Quando o começou a escrever?
Comecei em 2014. E foi assim que a ideia do livro me ocorreu. Porque eu estava a ver as notícias e a observar como as narrativas russas sobre a história ucraniana eram repetidas com frequência, sem qualquer crítica, mesmo por pessoas que não gostam de Putin. Porque ninguém sabia mais nada. Todo o conhecimento sobre a Ucrânia no mundo era principalmente através dos olhos russos. Há pessoas que estudaram história russa, estudos russos, que moravam em Moscovo. E a história e a sociedade da Ucrânia são muito complexas. E, no entanto, os estereótipos, como Putin diz, de que todos os ucranianos são nazis, eram facilmente repetidos, mesmo por pessoas que deveriam saber melhor.
Mencionou que é uma história sobre a Ucrânia. Seria mais preciso dizer que é uma história da Ucrânia durante o período soviético?
Bem, é uma história da Ucrânia no seu período mais trágico, o período definitivo da Ucrânia, que é a partir de 1930, quando o regime soviético...

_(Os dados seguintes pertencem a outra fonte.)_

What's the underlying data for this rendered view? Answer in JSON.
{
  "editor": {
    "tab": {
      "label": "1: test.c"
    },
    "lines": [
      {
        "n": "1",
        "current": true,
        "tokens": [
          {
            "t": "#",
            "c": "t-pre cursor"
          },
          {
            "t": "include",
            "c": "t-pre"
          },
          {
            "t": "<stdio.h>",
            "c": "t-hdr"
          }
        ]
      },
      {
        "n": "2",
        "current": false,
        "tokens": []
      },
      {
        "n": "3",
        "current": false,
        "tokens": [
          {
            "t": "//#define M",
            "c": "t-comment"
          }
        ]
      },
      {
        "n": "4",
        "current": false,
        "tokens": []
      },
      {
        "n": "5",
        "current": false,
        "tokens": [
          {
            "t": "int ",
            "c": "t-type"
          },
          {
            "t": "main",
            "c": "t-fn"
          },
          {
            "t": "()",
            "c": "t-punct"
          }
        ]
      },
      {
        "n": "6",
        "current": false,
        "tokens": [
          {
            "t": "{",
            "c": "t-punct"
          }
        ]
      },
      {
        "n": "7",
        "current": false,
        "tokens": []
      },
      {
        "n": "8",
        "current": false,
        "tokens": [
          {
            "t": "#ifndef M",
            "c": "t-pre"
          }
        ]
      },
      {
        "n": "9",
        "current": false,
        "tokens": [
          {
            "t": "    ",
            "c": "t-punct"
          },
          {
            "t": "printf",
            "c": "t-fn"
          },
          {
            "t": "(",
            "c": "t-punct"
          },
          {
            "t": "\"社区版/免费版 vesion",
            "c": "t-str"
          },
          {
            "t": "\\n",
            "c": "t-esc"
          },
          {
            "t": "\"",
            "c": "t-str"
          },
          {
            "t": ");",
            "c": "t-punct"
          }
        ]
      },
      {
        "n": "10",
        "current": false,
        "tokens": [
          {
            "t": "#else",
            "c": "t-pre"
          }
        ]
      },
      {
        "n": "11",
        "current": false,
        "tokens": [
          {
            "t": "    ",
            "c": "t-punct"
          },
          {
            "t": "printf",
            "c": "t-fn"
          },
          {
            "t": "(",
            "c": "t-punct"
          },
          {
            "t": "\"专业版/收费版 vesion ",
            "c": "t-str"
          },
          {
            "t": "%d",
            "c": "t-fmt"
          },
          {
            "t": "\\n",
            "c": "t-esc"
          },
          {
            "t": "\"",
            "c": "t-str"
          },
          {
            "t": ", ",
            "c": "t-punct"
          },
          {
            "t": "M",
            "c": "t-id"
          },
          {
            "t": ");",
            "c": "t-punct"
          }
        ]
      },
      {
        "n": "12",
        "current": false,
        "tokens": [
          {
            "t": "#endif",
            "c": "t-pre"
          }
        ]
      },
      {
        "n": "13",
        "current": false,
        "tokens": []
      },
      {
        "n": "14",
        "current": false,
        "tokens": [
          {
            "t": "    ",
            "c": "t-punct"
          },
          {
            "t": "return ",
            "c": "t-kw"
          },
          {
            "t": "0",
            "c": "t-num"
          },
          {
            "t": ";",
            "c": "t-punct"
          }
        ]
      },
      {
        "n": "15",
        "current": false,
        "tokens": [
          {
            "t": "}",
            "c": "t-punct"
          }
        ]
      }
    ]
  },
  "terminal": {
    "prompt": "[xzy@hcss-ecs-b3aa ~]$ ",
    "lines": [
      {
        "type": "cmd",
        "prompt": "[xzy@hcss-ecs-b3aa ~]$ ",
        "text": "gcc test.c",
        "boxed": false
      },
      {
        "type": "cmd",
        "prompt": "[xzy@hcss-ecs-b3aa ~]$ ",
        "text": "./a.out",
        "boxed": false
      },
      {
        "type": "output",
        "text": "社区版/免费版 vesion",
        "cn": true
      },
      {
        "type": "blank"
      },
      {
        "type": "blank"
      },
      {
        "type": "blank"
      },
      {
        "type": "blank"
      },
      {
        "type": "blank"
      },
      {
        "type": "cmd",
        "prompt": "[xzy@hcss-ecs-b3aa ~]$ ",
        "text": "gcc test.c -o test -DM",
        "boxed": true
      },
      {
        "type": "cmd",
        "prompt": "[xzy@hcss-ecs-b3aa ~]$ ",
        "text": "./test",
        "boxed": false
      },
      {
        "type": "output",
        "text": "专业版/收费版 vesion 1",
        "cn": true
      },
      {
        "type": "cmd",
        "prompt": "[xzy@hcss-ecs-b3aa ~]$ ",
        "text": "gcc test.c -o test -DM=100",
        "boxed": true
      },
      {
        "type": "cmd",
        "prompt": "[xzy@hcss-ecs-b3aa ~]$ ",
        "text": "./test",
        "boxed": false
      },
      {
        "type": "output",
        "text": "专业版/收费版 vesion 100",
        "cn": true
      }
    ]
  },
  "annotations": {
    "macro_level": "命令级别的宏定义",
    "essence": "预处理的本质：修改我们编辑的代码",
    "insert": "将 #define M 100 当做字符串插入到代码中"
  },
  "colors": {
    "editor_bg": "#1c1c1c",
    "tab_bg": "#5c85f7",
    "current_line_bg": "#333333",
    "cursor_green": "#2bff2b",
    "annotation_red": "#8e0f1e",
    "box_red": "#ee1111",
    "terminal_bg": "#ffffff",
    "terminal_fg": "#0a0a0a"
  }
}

No Holodomor (a Grande Fome)...
Decidiu matar mais de quatro milhões de ucranianos na fome do Holodomor e destruir o renascimento cultural da literatura e das artes ucranianas. Depois, através dos horrores da Segunda Guerra Mundial, do Holocausto e, em seguida, da insurgência que se seguiu à guerra e durou 10 anos na Ucrânia, enquanto o resto da Europa reconstruía as suas economias pacíficas, milhões e milhões de ucranianos morreram nesse período. E a sobrevivência não era, estatisticamente, um dado garantido. Assim, todos na Ucrânia hoje são descendentes de pessoas, como a minha avó, que sobreviveram a essa grandiosidade da história. E todos nós carregamos essa memória histórica, esse peso da história nos nossos ombros, o que explica por que é muito difícil para muitas pessoas na Europa entenderem por que os ucranianos, há quase quatro anos, continuam a lutar com tanta resiliência e força contra um inimigo muito mais forte, apesar das centenas de milhares de pessoas mortas ou feridas, apesar das cidades que estão a ser destruídas. E a razão é que todos nós nos lembramos desse passado e temos esse espírito de... 'nunca mais'. E também sabemos que o que a Rússia quer é voltar a esse passado. Estão a construir monumentos aos carrascos da Ucrânia durante o Holodomor. Estão a construir monumentos a Estaline agora. E a primeira coisa que acontece, normalmente, quando aldeias ou cidades ucranianas são ocupadas pela Rússia, é que a Rússia traz bulldozers e destrói os monumentos às vítimas da Grande Fome, o Holodomor, porque dizem que isso nunca aconteceu.
Mas quando aconteceu isso, o Holodomor, diria que foi especificamente direcionado contra os ucranianos ou foi uma fome generalizada em toda a União Soviética?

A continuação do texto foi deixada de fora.